Beijing: A week after some saw the advent of a new world order at the G20 in London, the idea of a “G2” that would put the United States and China at the head of international affairs is gathering momentum.
But analysts say the concept of “Chimerica,” meant to reflect a new geostrategic situation created by China’s unprecedented rise in power, is neither realistic nor likely to appeal to Beijing.
First raised in US academic circles in 2006, the idea was floated again by former US national security adviser Zbigniew Brzezinski in Beijing in January as the two nations celebrated 30 years of diplomatic ties.
The concept has attracted a lot of interest from Chinese researchers and columnists, particularly since the G20 meeting last week.
Brzezinski, who was also an adviser to Barack Obama during his electoral campaign, suggested an “informal G2” for discussions “not just about bilateral relationships, but about the world in general.”
In his meeting with Chinese President Hu Jintao in London, Obama took a step in that direction, agreeing to “strengthen ties at all levels” with Beijing.
The two also launched a fresh strategic dialogue to be held each year that would cover issues as varied as the economy, the environment, and relations with Iran, Sudan and Zimbabwe.
The concept of the G2 “is supported by those in the United States who are favourable to a strategy of cooperation with Beijing, in contrast to the neoconservatives’ view of the ‘Chinese threat,'” said Valerie Niquet, director of Paris-based research organisation Centre Asie Ifri.
This strategy is tempting at a time when the G8 is regarded by some as obsolete and the G20 is seen as too diluted to be able to respond to global challenges.
Meanwhile the financial crisis has highlighted the interdependence of the world’s number one and three economies, while the battle against climate change has shown that the two biggest emitters of greenhouse gases must work together.
“On a lot of issues the only two real partners are China and the United States,” said Jean-Francois Di Meglio, vice president of the Paris-based research group Asia Centre.
What would hold back the partnership, he said, is the Chinese yuan.
“There is the big world creditor (China) and the big world debtor (the United States).
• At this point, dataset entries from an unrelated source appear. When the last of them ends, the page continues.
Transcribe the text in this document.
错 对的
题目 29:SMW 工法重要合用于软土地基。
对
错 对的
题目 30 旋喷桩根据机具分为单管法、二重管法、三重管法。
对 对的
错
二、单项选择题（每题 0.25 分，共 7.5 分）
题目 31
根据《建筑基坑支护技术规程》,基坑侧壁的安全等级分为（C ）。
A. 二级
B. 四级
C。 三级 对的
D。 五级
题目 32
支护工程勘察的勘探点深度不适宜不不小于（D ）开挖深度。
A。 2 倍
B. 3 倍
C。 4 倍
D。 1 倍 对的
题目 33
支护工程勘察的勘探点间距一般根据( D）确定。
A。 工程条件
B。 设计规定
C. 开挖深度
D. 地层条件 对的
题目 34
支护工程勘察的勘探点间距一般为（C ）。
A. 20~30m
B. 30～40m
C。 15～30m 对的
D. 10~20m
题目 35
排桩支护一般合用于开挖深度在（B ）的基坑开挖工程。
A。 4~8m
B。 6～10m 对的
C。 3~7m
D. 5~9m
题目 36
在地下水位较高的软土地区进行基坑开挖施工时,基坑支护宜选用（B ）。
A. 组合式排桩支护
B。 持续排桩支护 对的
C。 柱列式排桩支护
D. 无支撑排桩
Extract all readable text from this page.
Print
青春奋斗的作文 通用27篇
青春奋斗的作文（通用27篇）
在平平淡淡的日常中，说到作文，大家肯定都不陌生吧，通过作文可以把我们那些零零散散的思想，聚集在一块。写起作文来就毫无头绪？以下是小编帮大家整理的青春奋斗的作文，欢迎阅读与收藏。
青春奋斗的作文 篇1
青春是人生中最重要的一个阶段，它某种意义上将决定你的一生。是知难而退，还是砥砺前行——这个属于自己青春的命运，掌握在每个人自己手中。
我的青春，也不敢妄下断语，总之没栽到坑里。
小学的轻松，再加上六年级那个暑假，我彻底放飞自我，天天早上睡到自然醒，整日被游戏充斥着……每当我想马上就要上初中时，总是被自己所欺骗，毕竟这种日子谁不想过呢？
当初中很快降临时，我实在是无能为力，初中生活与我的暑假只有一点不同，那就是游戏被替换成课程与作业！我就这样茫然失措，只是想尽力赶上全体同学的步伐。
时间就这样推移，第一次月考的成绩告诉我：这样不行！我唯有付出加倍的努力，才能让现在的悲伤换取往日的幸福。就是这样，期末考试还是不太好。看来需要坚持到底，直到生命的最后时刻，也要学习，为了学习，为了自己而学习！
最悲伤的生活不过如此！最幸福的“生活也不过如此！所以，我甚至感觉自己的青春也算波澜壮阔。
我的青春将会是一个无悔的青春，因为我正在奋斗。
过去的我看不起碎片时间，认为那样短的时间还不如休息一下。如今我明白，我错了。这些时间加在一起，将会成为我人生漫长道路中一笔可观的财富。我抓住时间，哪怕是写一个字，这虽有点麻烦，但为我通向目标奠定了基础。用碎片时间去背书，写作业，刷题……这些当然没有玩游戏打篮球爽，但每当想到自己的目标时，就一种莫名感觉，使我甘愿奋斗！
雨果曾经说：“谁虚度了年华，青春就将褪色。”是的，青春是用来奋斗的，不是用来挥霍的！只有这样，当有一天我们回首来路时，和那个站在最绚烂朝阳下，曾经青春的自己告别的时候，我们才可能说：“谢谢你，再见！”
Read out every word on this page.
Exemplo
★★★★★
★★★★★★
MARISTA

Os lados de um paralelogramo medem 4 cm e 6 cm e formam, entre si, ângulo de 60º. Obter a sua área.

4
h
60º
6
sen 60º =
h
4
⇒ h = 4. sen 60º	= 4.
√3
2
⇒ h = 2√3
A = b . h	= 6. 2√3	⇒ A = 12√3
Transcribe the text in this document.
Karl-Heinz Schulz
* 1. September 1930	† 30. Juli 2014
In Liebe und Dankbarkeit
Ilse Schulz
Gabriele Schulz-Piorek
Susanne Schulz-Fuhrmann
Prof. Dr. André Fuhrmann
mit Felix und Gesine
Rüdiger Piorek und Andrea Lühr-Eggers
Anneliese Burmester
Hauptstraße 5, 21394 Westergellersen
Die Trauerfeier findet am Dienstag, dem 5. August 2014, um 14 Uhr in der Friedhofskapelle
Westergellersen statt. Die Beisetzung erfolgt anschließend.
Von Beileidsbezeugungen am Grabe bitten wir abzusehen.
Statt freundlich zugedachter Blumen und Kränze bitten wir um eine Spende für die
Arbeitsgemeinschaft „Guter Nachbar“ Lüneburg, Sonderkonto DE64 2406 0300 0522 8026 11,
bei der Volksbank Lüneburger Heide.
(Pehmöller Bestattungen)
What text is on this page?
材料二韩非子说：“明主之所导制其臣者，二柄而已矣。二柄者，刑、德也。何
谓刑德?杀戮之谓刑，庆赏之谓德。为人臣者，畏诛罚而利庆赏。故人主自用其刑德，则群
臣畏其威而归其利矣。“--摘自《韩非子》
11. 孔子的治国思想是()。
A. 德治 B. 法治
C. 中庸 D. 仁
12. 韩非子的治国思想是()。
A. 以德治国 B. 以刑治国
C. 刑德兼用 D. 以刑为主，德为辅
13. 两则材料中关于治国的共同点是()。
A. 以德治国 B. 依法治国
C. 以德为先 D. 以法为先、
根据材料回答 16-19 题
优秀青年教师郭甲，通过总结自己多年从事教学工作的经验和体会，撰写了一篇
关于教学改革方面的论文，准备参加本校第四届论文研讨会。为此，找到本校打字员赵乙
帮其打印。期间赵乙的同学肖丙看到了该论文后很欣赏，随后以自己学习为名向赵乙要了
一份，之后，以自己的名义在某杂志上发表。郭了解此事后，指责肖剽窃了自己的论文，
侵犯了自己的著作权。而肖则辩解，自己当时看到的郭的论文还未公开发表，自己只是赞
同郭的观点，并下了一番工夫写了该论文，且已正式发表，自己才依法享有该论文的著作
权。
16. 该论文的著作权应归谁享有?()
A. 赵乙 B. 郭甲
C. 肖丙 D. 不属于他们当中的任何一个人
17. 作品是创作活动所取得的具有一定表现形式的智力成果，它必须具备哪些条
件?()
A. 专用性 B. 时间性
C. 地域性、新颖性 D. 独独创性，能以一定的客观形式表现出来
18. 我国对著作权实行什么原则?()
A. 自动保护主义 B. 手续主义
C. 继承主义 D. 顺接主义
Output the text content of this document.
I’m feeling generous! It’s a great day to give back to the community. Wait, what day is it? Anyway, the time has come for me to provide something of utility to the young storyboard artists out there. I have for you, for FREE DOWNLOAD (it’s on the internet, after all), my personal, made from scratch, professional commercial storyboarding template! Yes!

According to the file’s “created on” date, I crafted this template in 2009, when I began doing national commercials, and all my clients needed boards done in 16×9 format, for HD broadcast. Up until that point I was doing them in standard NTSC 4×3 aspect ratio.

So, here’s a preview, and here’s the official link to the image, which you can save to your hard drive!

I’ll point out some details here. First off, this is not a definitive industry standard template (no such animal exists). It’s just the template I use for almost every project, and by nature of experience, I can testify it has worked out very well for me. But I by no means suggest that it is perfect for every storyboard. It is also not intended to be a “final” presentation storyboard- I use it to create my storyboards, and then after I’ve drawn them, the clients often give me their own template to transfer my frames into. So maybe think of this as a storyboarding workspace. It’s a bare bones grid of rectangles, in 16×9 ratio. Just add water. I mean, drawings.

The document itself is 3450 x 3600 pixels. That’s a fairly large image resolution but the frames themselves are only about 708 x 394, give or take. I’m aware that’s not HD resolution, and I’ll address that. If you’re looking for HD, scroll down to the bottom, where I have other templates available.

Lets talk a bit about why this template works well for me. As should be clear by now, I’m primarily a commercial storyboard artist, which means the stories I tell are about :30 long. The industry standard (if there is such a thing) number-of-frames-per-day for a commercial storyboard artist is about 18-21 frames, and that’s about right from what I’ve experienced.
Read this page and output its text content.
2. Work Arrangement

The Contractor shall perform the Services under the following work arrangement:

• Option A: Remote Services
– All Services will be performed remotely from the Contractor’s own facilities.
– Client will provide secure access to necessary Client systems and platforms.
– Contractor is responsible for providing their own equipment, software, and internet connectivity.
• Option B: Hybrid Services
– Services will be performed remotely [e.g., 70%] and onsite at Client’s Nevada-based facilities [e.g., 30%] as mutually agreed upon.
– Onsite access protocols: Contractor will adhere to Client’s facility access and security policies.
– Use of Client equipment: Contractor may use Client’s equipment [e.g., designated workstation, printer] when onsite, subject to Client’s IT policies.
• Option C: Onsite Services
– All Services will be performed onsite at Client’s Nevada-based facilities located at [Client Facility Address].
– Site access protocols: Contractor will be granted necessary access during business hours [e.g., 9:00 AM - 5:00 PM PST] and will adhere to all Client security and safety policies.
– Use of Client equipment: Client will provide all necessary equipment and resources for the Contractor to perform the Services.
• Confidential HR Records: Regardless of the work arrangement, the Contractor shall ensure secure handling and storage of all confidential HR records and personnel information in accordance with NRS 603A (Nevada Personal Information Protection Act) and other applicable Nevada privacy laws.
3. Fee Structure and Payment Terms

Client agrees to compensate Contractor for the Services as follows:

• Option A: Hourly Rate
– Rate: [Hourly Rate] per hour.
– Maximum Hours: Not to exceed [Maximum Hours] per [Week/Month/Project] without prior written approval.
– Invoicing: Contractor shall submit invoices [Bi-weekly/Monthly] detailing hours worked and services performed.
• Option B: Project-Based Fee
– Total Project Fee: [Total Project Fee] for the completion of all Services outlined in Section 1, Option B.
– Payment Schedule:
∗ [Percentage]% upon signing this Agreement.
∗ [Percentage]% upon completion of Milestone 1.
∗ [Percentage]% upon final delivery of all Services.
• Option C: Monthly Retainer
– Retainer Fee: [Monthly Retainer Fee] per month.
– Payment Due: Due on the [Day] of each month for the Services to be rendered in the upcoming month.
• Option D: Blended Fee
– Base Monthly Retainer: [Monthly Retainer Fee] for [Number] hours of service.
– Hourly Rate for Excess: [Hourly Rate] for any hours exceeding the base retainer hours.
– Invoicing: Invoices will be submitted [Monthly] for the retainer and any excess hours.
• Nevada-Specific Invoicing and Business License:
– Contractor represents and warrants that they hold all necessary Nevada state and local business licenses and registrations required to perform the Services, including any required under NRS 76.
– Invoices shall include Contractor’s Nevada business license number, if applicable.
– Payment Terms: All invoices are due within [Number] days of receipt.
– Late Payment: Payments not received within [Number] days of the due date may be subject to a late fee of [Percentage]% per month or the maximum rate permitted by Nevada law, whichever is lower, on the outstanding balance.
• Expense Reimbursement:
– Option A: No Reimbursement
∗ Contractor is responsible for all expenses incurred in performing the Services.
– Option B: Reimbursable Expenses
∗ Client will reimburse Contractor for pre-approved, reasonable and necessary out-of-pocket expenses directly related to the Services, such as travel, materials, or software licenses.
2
But the big creditor has a currency that is not convertible. That’s the argument that kills the G2,” Di Meglio said.
Moreover, the Chinese might be “in a process that is moving them closer to the concept of a G2, (but) they definitely do not want that to show that as it would give them lots of responsibilities,” he said.
Although China desires recognition, a G2 would go against its long-standing preference for multilateralism that allows it to form partnerships and solid relations around the globe.
“China has never looked to lead the world, it only follows a trend of development,” said Liu Yuhui, a researcher at China’s Academy of Social Sciences.
Some of the Chinese elite, however, fascinated by the American model, are favourable to “Chimerica.”
The concept “has the huge merit… of proving China’s global power, which cannot be ignored,” said Niquet.
Nevertheless, she also pointed that other world powers would be unhappy with the concept.
“(G2) would obviously go against Russia’s diplomatic game that aims to convey the image of a multilateral front to Washington,” she said.
It would also be unacceptable for Japan “for reasons of security and leadership,” Niquet said.